Telescope Receivers to Turn into High-Speed Cameras
DWINGELOO, Netherlands, April 16, 2013 — Receivers on the Westerbork Synthesis Radio Telescope will become high-speed cameras, expanding the instrument’s field of view by more than a factor of 30 and increasing its frame rate to 10,000 per second. The upgrade will enable astronomers to survey the sky with greater sensitivity to quick changes.
The Apertif receivers allow astronomers to sensitively scan the sky for radio galaxies that are mostly unchanging. However, throughout the galaxy, many short, bright radio bursts lasting less than one-thousandth of a second occur. Some of these are emitted by radio pulsars — spinning galactic lighthouses — but others originate from far outside our galaxy. The nature of these far-off bursts is unclear, but given their distance, they must represent enormous explosions comparable to the supernovas that are observed when massive stars explode.

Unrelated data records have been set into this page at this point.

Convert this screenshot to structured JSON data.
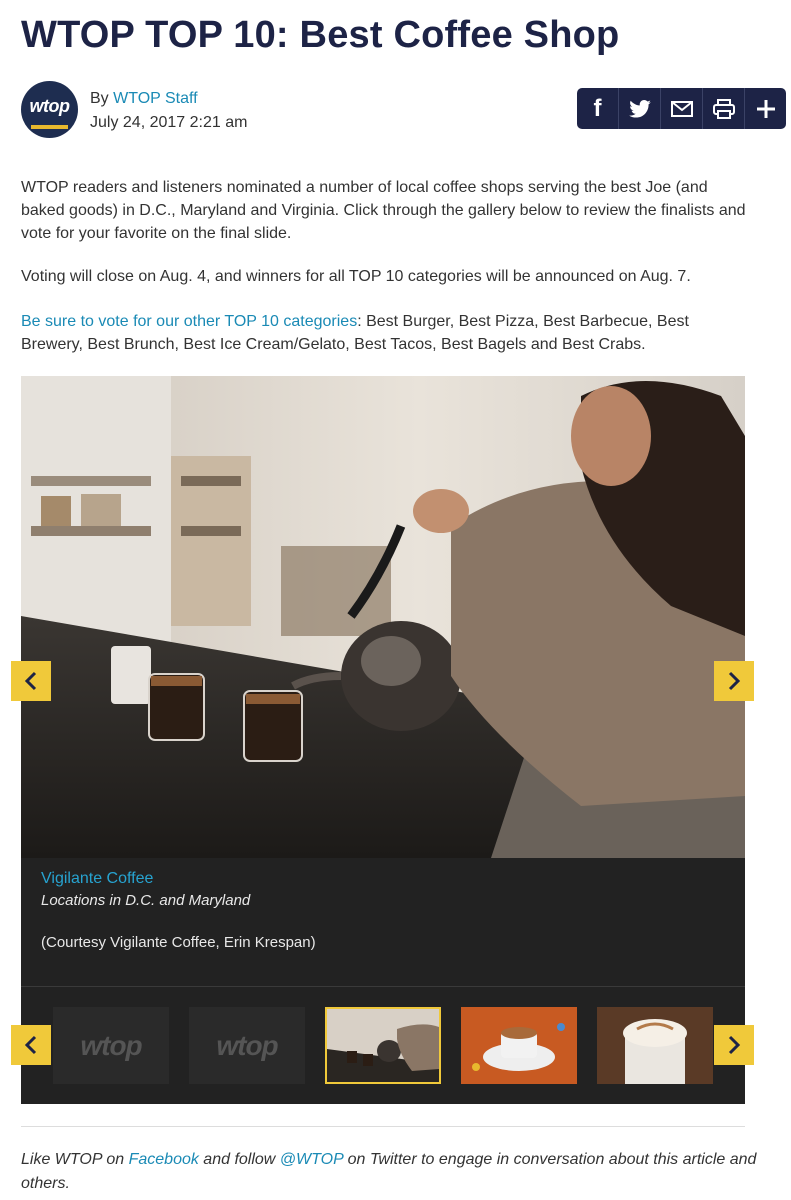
{
  "article": {
    "title": "WTOP TOP 10: Best Coffee Shop",
    "avatar_text": "wtop",
    "by_prefix": "By ",
    "author": "WTOP Staff",
    "date": "July 24, 2017 2:21 am"
  },
  "share": {
    "facebook": "f",
    "buttons": [
      "facebook-icon",
      "twitter-icon",
      "email-icon",
      "print-icon",
      "plus-icon"
    ]
  },
  "body": {
    "p1": "WTOP readers and listeners nominated a number of local coffee shops serving the best Joe (and baked goods) in D.C., Maryland and Virginia. Click through the gallery below to review the finalists and vote for your favorite on the final slide.",
    "p2": "Voting will close on Aug. 4, and winners for all TOP 10 categories will be announced on Aug. 7.",
    "p3_link": "Be sure to vote for our other TOP 10 categories",
    "p3_rest": ": Best Burger, Best Pizza, Best Barbecue, Best Brewery, Best Brunch, Best Ice Cream/Gelato, Best Tacos, Best Bagels and Best Crabs."
  },
  "gallery": {
    "caption_title": "Vigilante Coffee",
    "caption_subtitle": "Locations in D.C. and Maryland",
    "caption_credit": "(Courtesy Vigilante Coffee, Erin Krespan)",
    "thumb_logo_text": "wtop",
    "accent_color": "#f0c93a"
  },
  "footer": {
    "t1": "Like WTOP on ",
    "link1": "Facebook",
    "t2": " and follow ",
    "link2": "@WTOP",
    "t3": " on Twitter to engage in conversation about this article and others."
  },
  "colors": {
    "title": "#1d2346",
    "link": "#1a8ab5",
    "share_bar": "#1d2346"
  }
}
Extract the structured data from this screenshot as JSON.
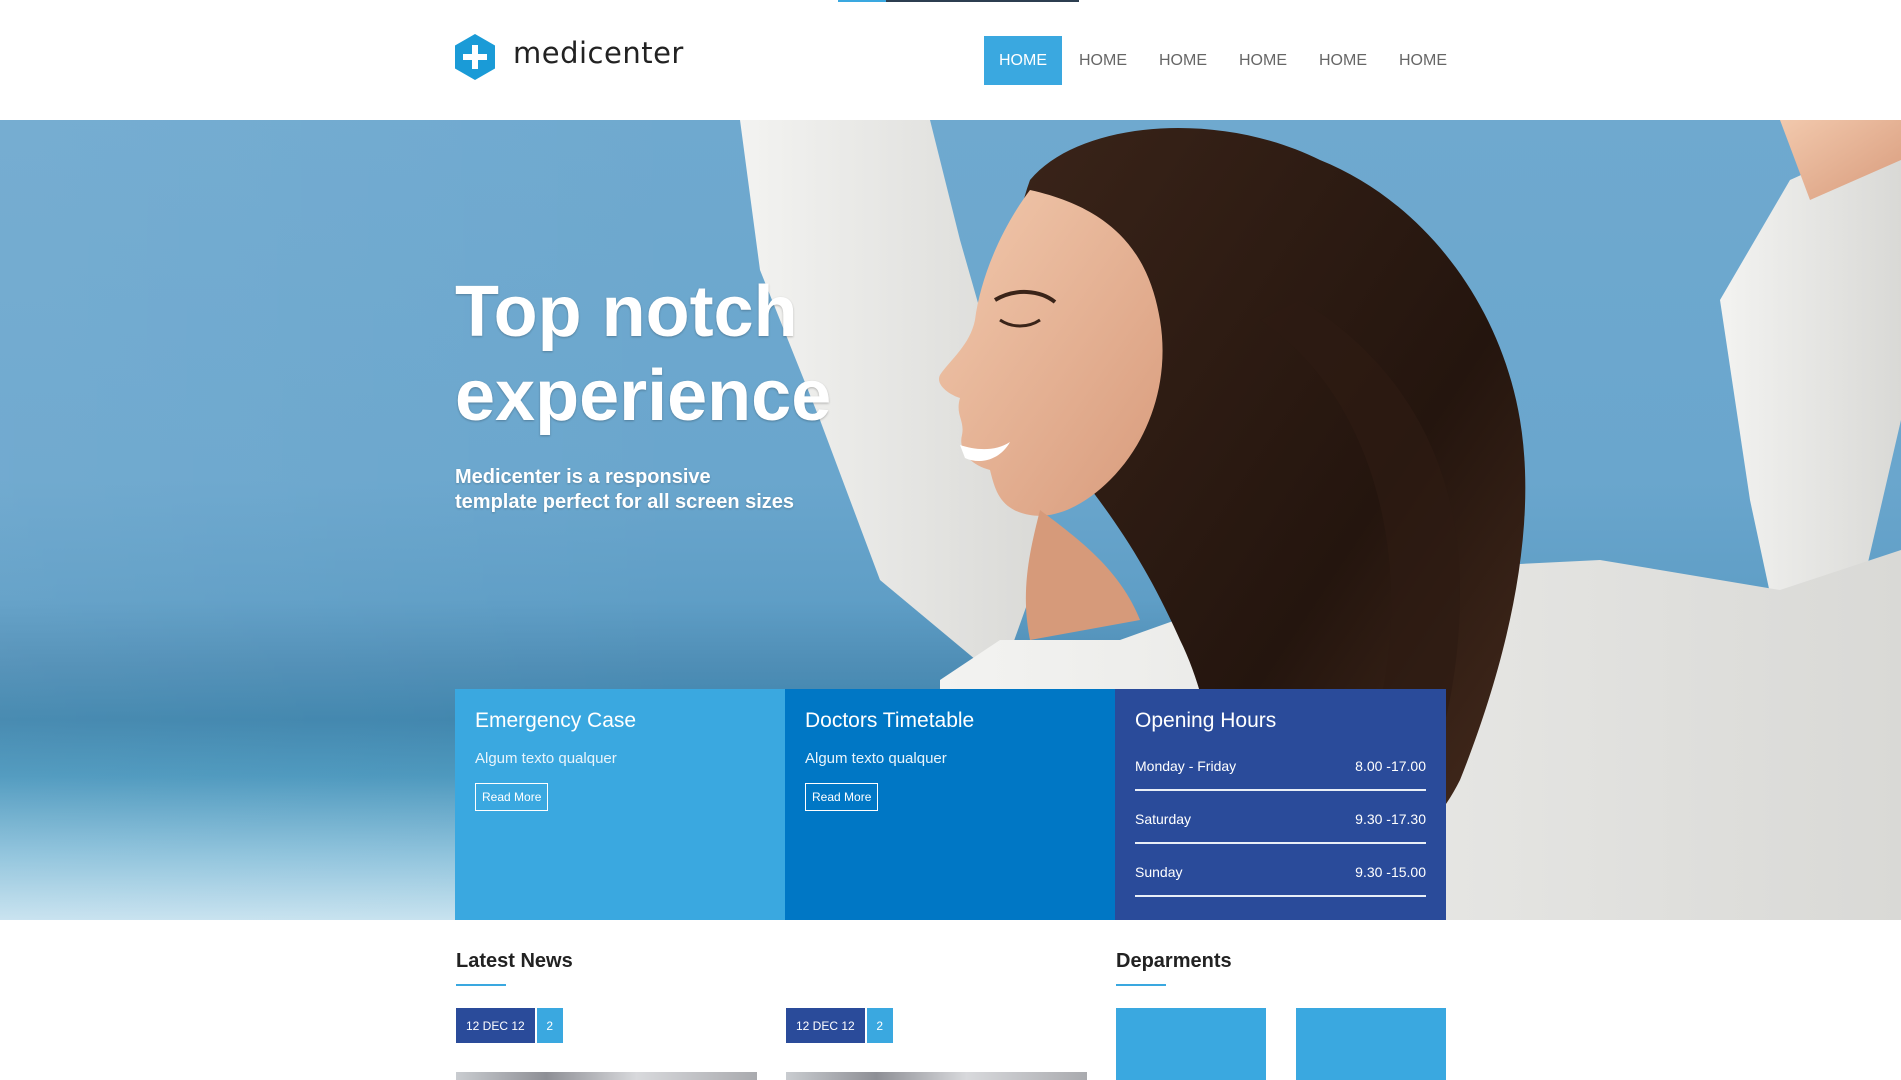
{
  "brand": {
    "name": "medicenter",
    "color_primary": "#3aa8e0",
    "color_dark": "#2a4b9a",
    "color_mid": "#0077c5"
  },
  "nav": {
    "items": [
      {
        "label": "HOME",
        "active": true
      },
      {
        "label": "HOME",
        "active": false
      },
      {
        "label": "HOME",
        "active": false
      },
      {
        "label": "HOME",
        "active": false
      },
      {
        "label": "HOME",
        "active": false
      },
      {
        "label": "HOME",
        "active": false
      }
    ]
  },
  "hero": {
    "title": "Top notch experience",
    "subtitle": "Medicenter is a responsive template perfect for all screen sizes"
  },
  "boxes": {
    "emergency": {
      "title": "Emergency Case",
      "text": "Algum texto qualquer",
      "button": "Read More"
    },
    "timetable": {
      "title": "Doctors Timetable",
      "text": "Algum texto qualquer",
      "button": "Read More"
    },
    "hours": {
      "title": "Opening Hours",
      "rows": [
        {
          "day": "Monday - Friday",
          "time": "8.00 -17.00"
        },
        {
          "day": "Saturday",
          "time": "9.30 -17.30"
        },
        {
          "day": "Sunday",
          "time": "9.30 -15.00"
        }
      ]
    }
  },
  "latest_news": {
    "title": "Latest News",
    "posts": [
      {
        "date": "12 DEC 12",
        "comments": "2"
      },
      {
        "date": "12 DEC 12",
        "comments": "2"
      }
    ]
  },
  "departments": {
    "title": "Deparments"
  }
}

Under a €540,000 (about $700,700) grant from the Netherlands Organization for Scientific Research, a team of Dutch astronomers and engineers led by Joeri van Leeuwen of ASTRON (Netherlands Institute for Radio Astronomy) will sharpen the receivers’ ability to see; the group also will extend the algorithms on the current imaging chips to form 10,000 frames per second. An extra supercomputer will increase the image processing capacity so the data received from the telescope will be processed immediately.
The new field of view (the large hexagon) of the Apertif receivers on the Westerbork telescope is 30 times bigger than the old one (central circle) and the full moon. With the new high-speed cameras, astronomers will be able to detect weak and rare cosmic flashes. Recently, with the test system, two fast blinking pulsars were observed simultaneously. These flashes are visible at the bottom right. Courtesy of ASTRON.
The Apertif’s phased array feeds and burst-detection processing are pathfinder technologies for the Square Kilometer Array (SKA). Slated to be the world’s largest and most sensitive radio telescope, the array will link radio wave receptors in Australia and South Africa to create a telescope with a collecting area equivalent to a dish with an area of about one square kilometer. Construction is scheduled to start in 2016.
The Westerbork telescope, operated by ASTRON, is an aperture synthesis interferometer near camp Westerbork. It consists of a linear array of 14 antennas, which can be individually directed to any point on the sky, with a diameter of 25 m arranged on a 2.7-km east-west line. Ten of the dishes have a fixed location, while two at the eastern end of the array can be moved on rail tracks. The telescope was completed in 1970 and underwent an upgrade between 1995 and 2000.